4. The intelligent verification method for product information according to claim 1, characterized in that, The process of obtaining key text fields in step 2 includes: performing structured parsing of text information, separating the fields of product name, model, specifications, batch, and barcode, and filtering out core fields that are strongly related to product verification through key field extraction methods.
5. The intelligent verification method for product information according to claim 1, characterized in that, Step 3 includes: The visual feature extraction results are correlated and verified with the key text fields to obtain preliminary verification results, which are divided into pass and fail. If the verification passes, a multi-dimensional comparison will be performed; if it fails, a prompt will be made to resubmit the information. If the verification fails multiple times, a manual verification option will be automatically added.
6. The intelligent verification method for product information according to claim 1, characterized in that, The standardized genuine product feature benchmark library is used to store the standard visual features and standard text information of products of various categories, brands and models, and adopts a brand-authorized update mechanism to ensure the authenticity and authority of product information.
7. The intelligent verification method for product information according to claim 1, characterized in that, The matching verification results include: completely identical, highly similar, and obviously inconsistent; A weighted scoring mechanism is adopted, which sets weights for features in different dimensions and calculates the final matching score.

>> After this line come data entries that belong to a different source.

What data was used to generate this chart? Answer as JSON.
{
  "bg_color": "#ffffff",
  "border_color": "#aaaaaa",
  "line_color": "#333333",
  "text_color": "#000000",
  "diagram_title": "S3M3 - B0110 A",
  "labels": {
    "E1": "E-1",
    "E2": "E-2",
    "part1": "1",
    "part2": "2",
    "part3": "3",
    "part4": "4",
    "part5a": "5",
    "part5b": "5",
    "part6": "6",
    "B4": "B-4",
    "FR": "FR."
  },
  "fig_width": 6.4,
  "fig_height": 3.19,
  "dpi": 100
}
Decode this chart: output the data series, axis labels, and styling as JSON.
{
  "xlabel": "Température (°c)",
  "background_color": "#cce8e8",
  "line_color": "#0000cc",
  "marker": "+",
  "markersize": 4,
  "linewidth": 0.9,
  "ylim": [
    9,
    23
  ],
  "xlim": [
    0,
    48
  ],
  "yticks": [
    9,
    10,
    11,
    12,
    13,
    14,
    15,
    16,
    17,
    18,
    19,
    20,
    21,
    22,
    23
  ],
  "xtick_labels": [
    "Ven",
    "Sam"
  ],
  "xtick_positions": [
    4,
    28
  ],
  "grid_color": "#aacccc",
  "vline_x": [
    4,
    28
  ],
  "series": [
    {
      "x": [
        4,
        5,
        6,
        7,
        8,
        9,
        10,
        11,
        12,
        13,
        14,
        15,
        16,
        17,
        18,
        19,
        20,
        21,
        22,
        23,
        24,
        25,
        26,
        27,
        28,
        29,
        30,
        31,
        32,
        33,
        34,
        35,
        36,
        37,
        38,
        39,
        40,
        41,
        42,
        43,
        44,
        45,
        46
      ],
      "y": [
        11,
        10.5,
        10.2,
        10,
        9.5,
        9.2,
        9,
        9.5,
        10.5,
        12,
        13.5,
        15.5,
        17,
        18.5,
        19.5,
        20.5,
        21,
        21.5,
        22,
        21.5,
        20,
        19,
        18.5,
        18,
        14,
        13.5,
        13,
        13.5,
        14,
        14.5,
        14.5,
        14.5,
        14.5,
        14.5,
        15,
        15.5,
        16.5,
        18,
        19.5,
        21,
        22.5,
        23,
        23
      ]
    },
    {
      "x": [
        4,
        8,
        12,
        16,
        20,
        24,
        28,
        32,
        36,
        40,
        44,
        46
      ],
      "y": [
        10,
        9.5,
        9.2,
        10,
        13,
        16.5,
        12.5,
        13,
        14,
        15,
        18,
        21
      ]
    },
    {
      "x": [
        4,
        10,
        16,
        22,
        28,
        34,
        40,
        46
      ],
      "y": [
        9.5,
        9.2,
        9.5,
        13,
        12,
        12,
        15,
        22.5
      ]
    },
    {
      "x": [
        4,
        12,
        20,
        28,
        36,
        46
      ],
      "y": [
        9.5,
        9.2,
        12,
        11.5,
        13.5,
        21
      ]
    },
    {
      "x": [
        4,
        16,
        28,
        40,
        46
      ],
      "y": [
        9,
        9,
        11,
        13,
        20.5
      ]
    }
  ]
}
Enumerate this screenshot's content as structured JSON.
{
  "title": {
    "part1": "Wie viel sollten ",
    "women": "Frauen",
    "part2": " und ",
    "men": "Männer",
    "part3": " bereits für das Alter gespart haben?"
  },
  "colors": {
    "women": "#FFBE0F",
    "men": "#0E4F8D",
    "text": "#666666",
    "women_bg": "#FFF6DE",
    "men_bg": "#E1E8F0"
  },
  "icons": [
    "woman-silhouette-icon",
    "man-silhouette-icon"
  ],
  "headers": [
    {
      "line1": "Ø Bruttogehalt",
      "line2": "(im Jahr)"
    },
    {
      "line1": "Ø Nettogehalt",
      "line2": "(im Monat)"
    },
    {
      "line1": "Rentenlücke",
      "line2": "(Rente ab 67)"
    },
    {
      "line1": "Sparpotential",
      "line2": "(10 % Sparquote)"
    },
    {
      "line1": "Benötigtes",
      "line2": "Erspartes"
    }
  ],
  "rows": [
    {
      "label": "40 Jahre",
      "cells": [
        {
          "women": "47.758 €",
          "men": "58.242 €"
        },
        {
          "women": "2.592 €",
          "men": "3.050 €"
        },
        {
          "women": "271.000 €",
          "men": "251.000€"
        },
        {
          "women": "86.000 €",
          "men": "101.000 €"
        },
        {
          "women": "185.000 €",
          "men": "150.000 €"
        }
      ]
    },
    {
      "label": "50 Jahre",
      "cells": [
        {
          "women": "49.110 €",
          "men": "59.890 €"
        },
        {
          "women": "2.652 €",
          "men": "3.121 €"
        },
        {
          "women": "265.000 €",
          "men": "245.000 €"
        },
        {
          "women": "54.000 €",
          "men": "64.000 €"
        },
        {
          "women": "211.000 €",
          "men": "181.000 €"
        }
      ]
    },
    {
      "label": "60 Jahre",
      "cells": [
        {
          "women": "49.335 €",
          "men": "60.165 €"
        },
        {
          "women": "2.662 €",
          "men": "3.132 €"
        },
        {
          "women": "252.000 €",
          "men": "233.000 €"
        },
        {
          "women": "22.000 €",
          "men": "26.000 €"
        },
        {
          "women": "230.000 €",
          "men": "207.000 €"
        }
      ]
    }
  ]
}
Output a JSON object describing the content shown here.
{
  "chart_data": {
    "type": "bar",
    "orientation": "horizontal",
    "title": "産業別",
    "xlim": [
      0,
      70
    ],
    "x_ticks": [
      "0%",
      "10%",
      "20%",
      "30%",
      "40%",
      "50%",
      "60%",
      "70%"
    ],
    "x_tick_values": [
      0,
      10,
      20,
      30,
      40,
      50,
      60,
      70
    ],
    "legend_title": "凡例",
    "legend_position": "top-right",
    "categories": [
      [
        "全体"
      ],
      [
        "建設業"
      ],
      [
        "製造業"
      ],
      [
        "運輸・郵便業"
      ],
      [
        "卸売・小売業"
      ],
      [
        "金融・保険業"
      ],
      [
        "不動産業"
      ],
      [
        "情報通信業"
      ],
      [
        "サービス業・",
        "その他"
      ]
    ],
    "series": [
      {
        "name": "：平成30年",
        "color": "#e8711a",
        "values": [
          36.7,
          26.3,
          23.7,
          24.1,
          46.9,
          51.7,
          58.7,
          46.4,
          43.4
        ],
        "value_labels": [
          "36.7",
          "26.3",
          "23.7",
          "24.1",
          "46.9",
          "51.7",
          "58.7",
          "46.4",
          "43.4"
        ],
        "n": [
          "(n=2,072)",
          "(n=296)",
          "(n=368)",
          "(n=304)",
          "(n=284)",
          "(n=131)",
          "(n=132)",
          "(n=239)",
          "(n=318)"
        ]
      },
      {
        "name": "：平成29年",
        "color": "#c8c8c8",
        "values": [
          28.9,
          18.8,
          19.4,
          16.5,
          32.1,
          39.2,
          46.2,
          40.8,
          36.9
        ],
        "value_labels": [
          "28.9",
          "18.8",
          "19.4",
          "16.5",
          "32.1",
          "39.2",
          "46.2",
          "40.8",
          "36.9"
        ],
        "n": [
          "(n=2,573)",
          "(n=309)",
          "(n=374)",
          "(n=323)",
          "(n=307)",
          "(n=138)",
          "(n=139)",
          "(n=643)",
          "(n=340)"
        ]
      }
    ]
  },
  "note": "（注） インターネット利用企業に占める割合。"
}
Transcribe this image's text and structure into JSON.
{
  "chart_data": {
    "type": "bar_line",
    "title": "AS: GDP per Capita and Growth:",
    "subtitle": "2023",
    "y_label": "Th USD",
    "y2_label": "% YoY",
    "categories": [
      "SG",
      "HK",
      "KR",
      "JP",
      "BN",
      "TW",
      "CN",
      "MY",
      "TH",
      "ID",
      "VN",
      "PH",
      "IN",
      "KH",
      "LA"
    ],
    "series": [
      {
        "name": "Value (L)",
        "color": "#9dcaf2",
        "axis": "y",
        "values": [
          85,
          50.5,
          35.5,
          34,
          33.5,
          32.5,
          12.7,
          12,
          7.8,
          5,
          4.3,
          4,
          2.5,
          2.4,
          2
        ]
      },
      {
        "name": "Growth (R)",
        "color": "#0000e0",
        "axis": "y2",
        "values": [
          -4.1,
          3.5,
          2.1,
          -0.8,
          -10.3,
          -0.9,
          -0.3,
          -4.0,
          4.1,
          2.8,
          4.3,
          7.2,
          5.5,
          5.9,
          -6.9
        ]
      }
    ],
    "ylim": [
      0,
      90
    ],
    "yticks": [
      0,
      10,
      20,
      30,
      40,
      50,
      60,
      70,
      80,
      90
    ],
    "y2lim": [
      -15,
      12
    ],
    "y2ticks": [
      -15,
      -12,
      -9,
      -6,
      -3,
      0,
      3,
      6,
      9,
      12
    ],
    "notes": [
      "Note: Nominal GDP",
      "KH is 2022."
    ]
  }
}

8. A product information intelligent verification system, characterized in that, include: Information collection and classification module, image and text preprocessing and extraction module, information consistency verification module, multi-dimensional comparison algorithm module, standardized genuine product feature benchmark library, record retention and data analysis module; The information collection and classification module is used to receive product information uploaded by customers, automatically identify and classify it into two categories: physical images and text information, and complete data integrity verification. The image and text preprocessing and extraction module is used to adaptively preprocess real object images and extract multi-dimensional visual features, and to perform structured parsing of text information and extract key verification fields. The information consistency verification module is used to perform correlation and matching verification between visual features and key text fields. If the verification passes, it will proceed to the multi-dimensional comparison stage; if it fails, it will prompt the information to be retransmitted or automatically transfer to manual verification. The multi-dimensional comparison algorithm module calls the standardized genuine product feature benchmark library, performs matching calculations between the extracted product features and the features in the benchmark library, and outputs the verification results. The record retention and data analysis module is used to retain and verify complete records and to periodically aggregate and analyze the data.